Sometimes the areas of an item where changes might be made are referred to
as «item facets.») Based on my experiences in training test item writers,
I know that this approach can work, and can be used to dramatically increase
the size of item banks with quality items.
- Development of algorithms for generating items. (Item writers start
with a blank sheet of paper and try to sketch out a problem with lots of scope.
This general approach will pay dividends to testing agencies that need to
substantially expand the size of their item banks to maintain test security
and test score validity.)
Challenges. I have seen important research using item clones, item generation rules, etc. to expand item banks (Pitoniak, 2002). How far ranging can these approaches be applied? How cost effective are they? Also, with more test items, there is an expanded need for field testing, and with field testing comes item exposure. One wonders about the possibilities of training item writers to estimate item statistics (to be used as priors with Bayesian estimation in IRT models) to reduce examinee field test sample sizes while maintaining valid item statistics.

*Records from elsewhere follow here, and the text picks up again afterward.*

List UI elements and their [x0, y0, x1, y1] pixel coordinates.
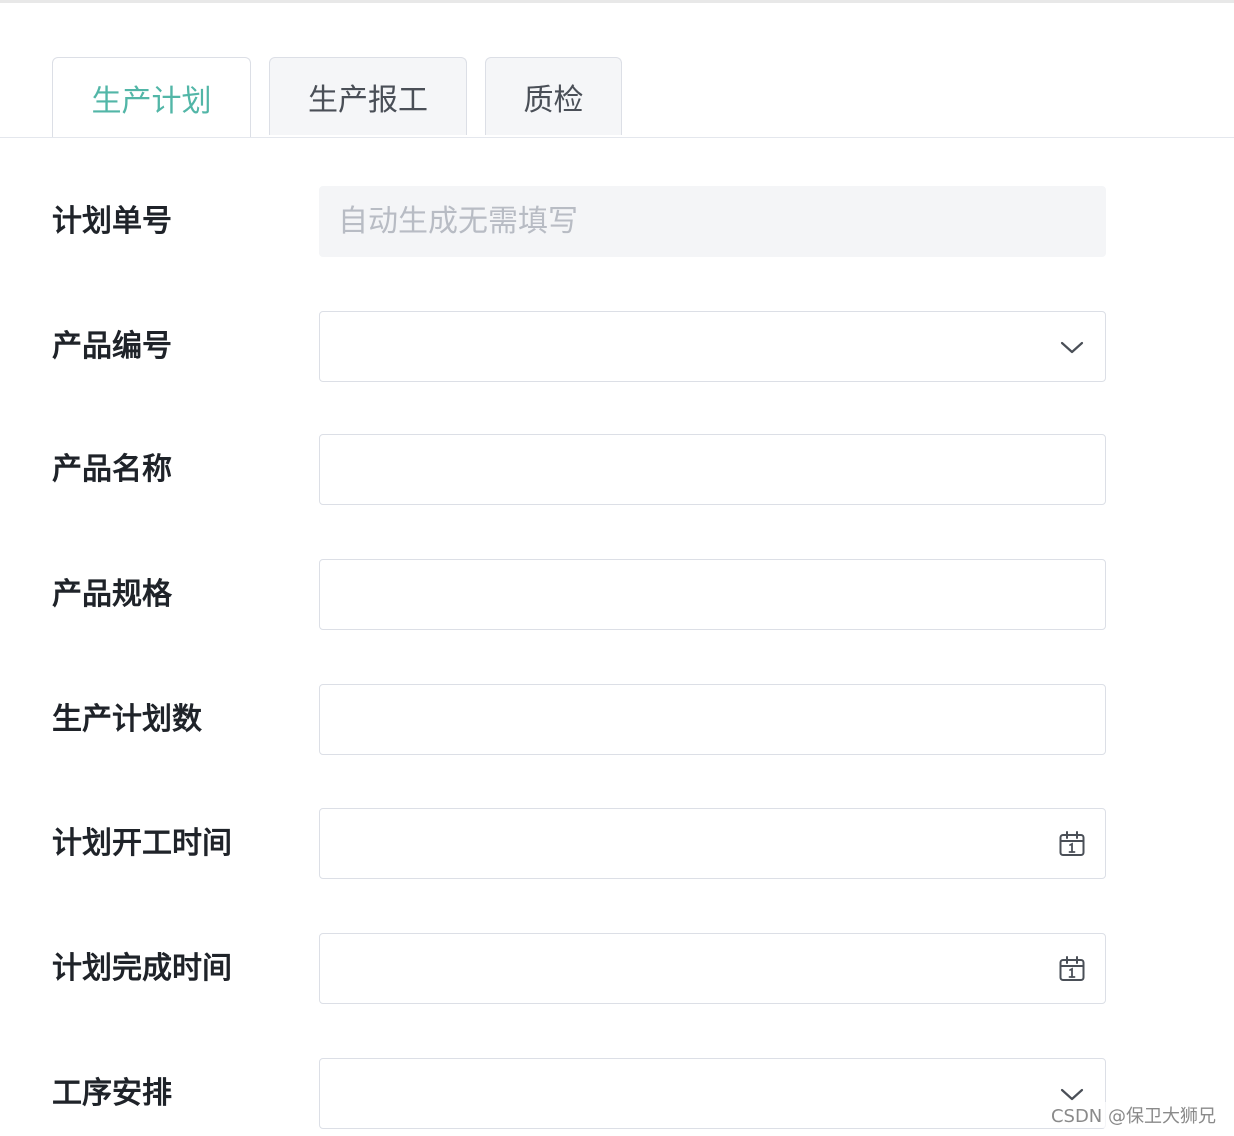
planned-start-time-label: 计划开工时间: [52, 826, 232, 861]
planned-quantity-field-wrapper: [319, 684, 1106, 755]
product-spec-input[interactable]: [320, 560, 1105, 629]
planned-quantity-input[interactable]: [320, 685, 1105, 754]
process-arrangement-select[interactable]: [319, 1058, 1106, 1129]
calendar-icon[interactable]: [1057, 954, 1087, 984]
form-row-planned-start-time: 计划开工时间: [0, 808, 1234, 879]
product-code-select[interactable]: [319, 311, 1106, 382]
product-spec-field-wrapper: [319, 559, 1106, 630]
form-row-planned-quantity: 生产计划数: [0, 684, 1234, 755]
chevron-down-icon[interactable]: [1057, 332, 1087, 362]
plan-number-input[interactable]: [320, 187, 1105, 256]
process-arrangement-input[interactable]: [320, 1059, 1105, 1128]
product-name-field-wrapper: [319, 434, 1106, 505]
tab-bar: 生产计划 生产报工 质检: [0, 57, 1234, 138]
tab-production-plan[interactable]: 生产计划: [52, 57, 251, 137]
planned-finish-time-label: 计划完成时间: [52, 951, 232, 986]
planned-finish-time-picker[interactable]: [319, 933, 1106, 1004]
form-row-product-name: 产品名称: [0, 434, 1234, 505]
product-spec-label: 产品规格: [52, 577, 172, 612]
planned-quantity-label: 生产计划数: [52, 702, 202, 737]
form-row-planned-finish-time: 计划完成时间: [0, 933, 1234, 1004]
product-name-input[interactable]: [320, 435, 1105, 504]
form-row-product-code: 产品编号: [0, 311, 1234, 382]
watermark: CSDN @保卫大狮兄: [1048, 1102, 1218, 1128]
top-divider: [0, 0, 1234, 3]
process-arrangement-label: 工序安排: [52, 1076, 172, 1111]
form-row-plan-number: 计划单号: [0, 186, 1234, 257]
plan-number-label: 计划单号: [52, 204, 172, 239]
planned-start-time-input[interactable]: [320, 809, 1105, 878]
product-code-input[interactable]: [320, 312, 1105, 381]
tab-production-report[interactable]: 生产报工: [269, 57, 467, 135]
form-row-product-spec: 产品规格: [0, 559, 1234, 630]
planned-start-time-picker[interactable]: [319, 808, 1106, 879]
plan-number-field-wrapper: [319, 186, 1106, 257]
calendar-icon[interactable]: [1057, 829, 1087, 859]
product-code-label: 产品编号: [52, 329, 172, 364]
product-name-label: 产品名称: [52, 452, 172, 487]
planned-finish-time-input[interactable]: [320, 934, 1105, 1003]
tab-quality-inspection[interactable]: 质检: [485, 57, 622, 135]
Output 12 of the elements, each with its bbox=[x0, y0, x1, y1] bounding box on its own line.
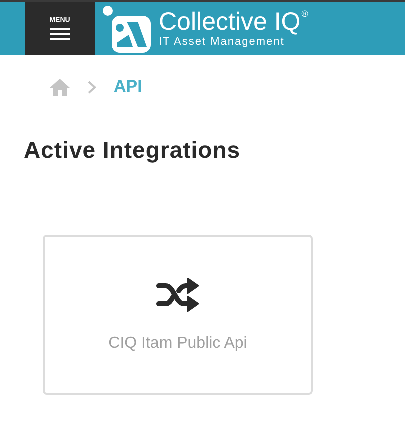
page-title: Active Integrations bbox=[24, 137, 242, 164]
menu-icon bbox=[50, 26, 70, 40]
logo-icon bbox=[103, 4, 153, 52]
registered-mark: ® bbox=[302, 9, 308, 19]
breadcrumb-link[interactable]: API bbox=[114, 77, 142, 97]
brand-name: Collective IQ bbox=[159, 9, 301, 36]
home-icon[interactable] bbox=[50, 78, 70, 96]
integration-name: CIQ Itam Public Api bbox=[108, 335, 248, 353]
integration-card[interactable]: CIQ Itam Public Api bbox=[43, 235, 313, 395]
brand-tagline: IT Asset Management bbox=[159, 36, 286, 48]
chevron-icon bbox=[88, 80, 96, 94]
shuffle-icon bbox=[156, 277, 200, 313]
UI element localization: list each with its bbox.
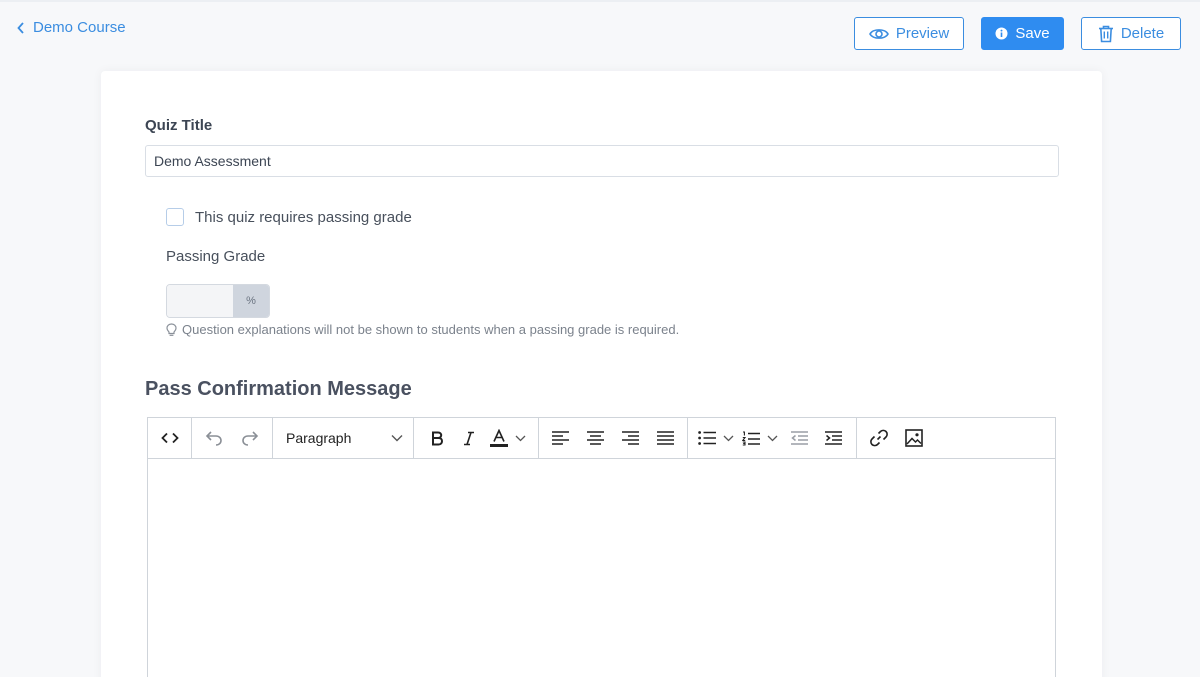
chevron-down-icon xyxy=(767,435,778,441)
justify-button[interactable] xyxy=(648,418,683,458)
toolbar-group-format: Paragraph xyxy=(273,418,414,458)
save-button[interactable]: Save xyxy=(981,17,1064,50)
toolbar-group-lists xyxy=(688,418,857,458)
back-link-label: Demo Course xyxy=(33,19,126,36)
link-icon xyxy=(869,429,888,447)
quiz-title-label: Quiz Title xyxy=(145,117,213,134)
text-color-icon xyxy=(490,429,508,447)
block-format-value: Paragraph xyxy=(286,430,352,446)
align-right-button[interactable] xyxy=(613,418,648,458)
toolbar-group-code xyxy=(148,418,192,458)
quiz-title-input[interactable]: Demo Assessment xyxy=(145,145,1059,177)
bullet-list-button[interactable] xyxy=(694,418,738,458)
italic-button[interactable] xyxy=(452,418,486,458)
passing-grade-checkbox-label: This quiz requires passing grade xyxy=(195,208,412,226)
rich-text-editor: Paragraph xyxy=(147,417,1056,677)
italic-icon xyxy=(464,431,474,445)
align-right-icon xyxy=(622,431,639,445)
outdent-button[interactable] xyxy=(782,418,816,458)
editor-toolbar: Paragraph xyxy=(148,418,1055,459)
align-justify-icon xyxy=(657,431,674,445)
image-icon xyxy=(904,429,923,447)
text-color-button[interactable] xyxy=(486,418,530,458)
passing-grade-checkbox[interactable] xyxy=(166,208,184,226)
align-center-icon xyxy=(587,431,604,445)
source-code-button[interactable] xyxy=(148,418,191,458)
chevron-left-icon xyxy=(17,21,24,34)
preview-button[interactable]: Preview xyxy=(854,17,964,50)
redo-icon xyxy=(242,431,259,446)
hint-text: Question explanations will not be shown … xyxy=(182,322,680,337)
passing-grade-input[interactable] xyxy=(167,285,233,317)
chevron-down-icon xyxy=(391,435,403,442)
passing-grade-hint: Question explanations will not be shown … xyxy=(166,322,679,337)
chevron-down-icon xyxy=(723,435,734,441)
toolbar-group-text-style xyxy=(414,418,539,458)
save-button-label: Save xyxy=(1015,25,1050,42)
info-icon xyxy=(995,27,1008,40)
outdent-icon xyxy=(790,431,808,445)
numbered-list-button[interactable] xyxy=(738,418,782,458)
align-left-button[interactable] xyxy=(543,418,578,458)
passing-grade-input-group: % xyxy=(166,284,270,318)
percent-suffix: % xyxy=(233,285,269,317)
pass-message-title: Pass Confirmation Message xyxy=(145,378,412,400)
insert-link-button[interactable] xyxy=(861,418,896,458)
eye-icon xyxy=(868,28,889,39)
numbered-list-icon xyxy=(742,430,760,446)
toolbar-group-alignment xyxy=(539,418,688,458)
trash-icon xyxy=(1098,25,1113,42)
delete-button[interactable]: Delete xyxy=(1081,17,1181,50)
indent-button[interactable] xyxy=(816,418,850,458)
insert-image-button[interactable] xyxy=(896,418,931,458)
undo-icon xyxy=(205,431,222,446)
passing-grade-checkbox-row[interactable]: This quiz requires passing grade xyxy=(166,208,412,226)
undo-button[interactable] xyxy=(196,418,232,458)
block-format-select[interactable]: Paragraph xyxy=(273,418,413,458)
align-left-icon xyxy=(552,431,569,445)
chevron-down-icon xyxy=(515,435,526,441)
delete-button-label: Delete xyxy=(1120,25,1165,42)
code-icon xyxy=(160,432,179,444)
bold-button[interactable] xyxy=(422,418,452,458)
quiz-form-card: Quiz Title Demo Assessment This quiz req… xyxy=(101,71,1102,677)
toolbar-group-insert xyxy=(857,418,935,458)
indent-icon xyxy=(824,431,842,445)
editor-content-area[interactable] xyxy=(148,459,1055,677)
toolbar-group-history xyxy=(192,418,273,458)
bold-icon xyxy=(432,431,443,445)
redo-button[interactable] xyxy=(232,418,268,458)
align-center-button[interactable] xyxy=(578,418,613,458)
back-link[interactable]: Demo Course xyxy=(17,19,126,36)
top-divider xyxy=(0,0,1200,2)
preview-button-label: Preview xyxy=(895,25,950,42)
passing-grade-label: Passing Grade xyxy=(166,248,266,265)
lightbulb-icon xyxy=(166,322,177,336)
quiz-title-value: Demo Assessment xyxy=(154,153,271,169)
bullet-list-icon xyxy=(698,431,716,445)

The psychological testing field is expanding daily, and computer technology, and to a much lesser extent, cognitive science, are driving most of the advances. In preparing this paper I mentioned many of the changes since 1966, and mainly I wanted to address the next 20 years of advances. But you could say that the future is now! New computer-based test designs, an expanded number of item formats, more sophisticated scoring models (e.g., pattern scoring and testlet), and improved modeling of examinee performance, today, are offering the potential for more valid assessments. All of these changes should permit test fidelity to be higher, and permit the assessment of many skills in more appropriate ways than were offered by the multiple-choice item format. But costs will go up, and change simply because an innovation has face validity or «sizzle,» cannot be recommended or defended. Changes in the methodology of testing practices should follow from careful, systematic research–and I believe more research is needed to insure that innovations are valid prior to changes being made. We have sufficient controversy in testing today, we don’t need more controversy because of ill-conceived innovations.
So I end with a very positive impression of the changes that are taking place in the theory, methods, and practices of testing, and believe that with a strong research base, the next generation of tests is going to be even better at meeting the needs of users.
Doctores Honoris Causa Lecture at the University of Oviedo, Spain, January 17, 2003.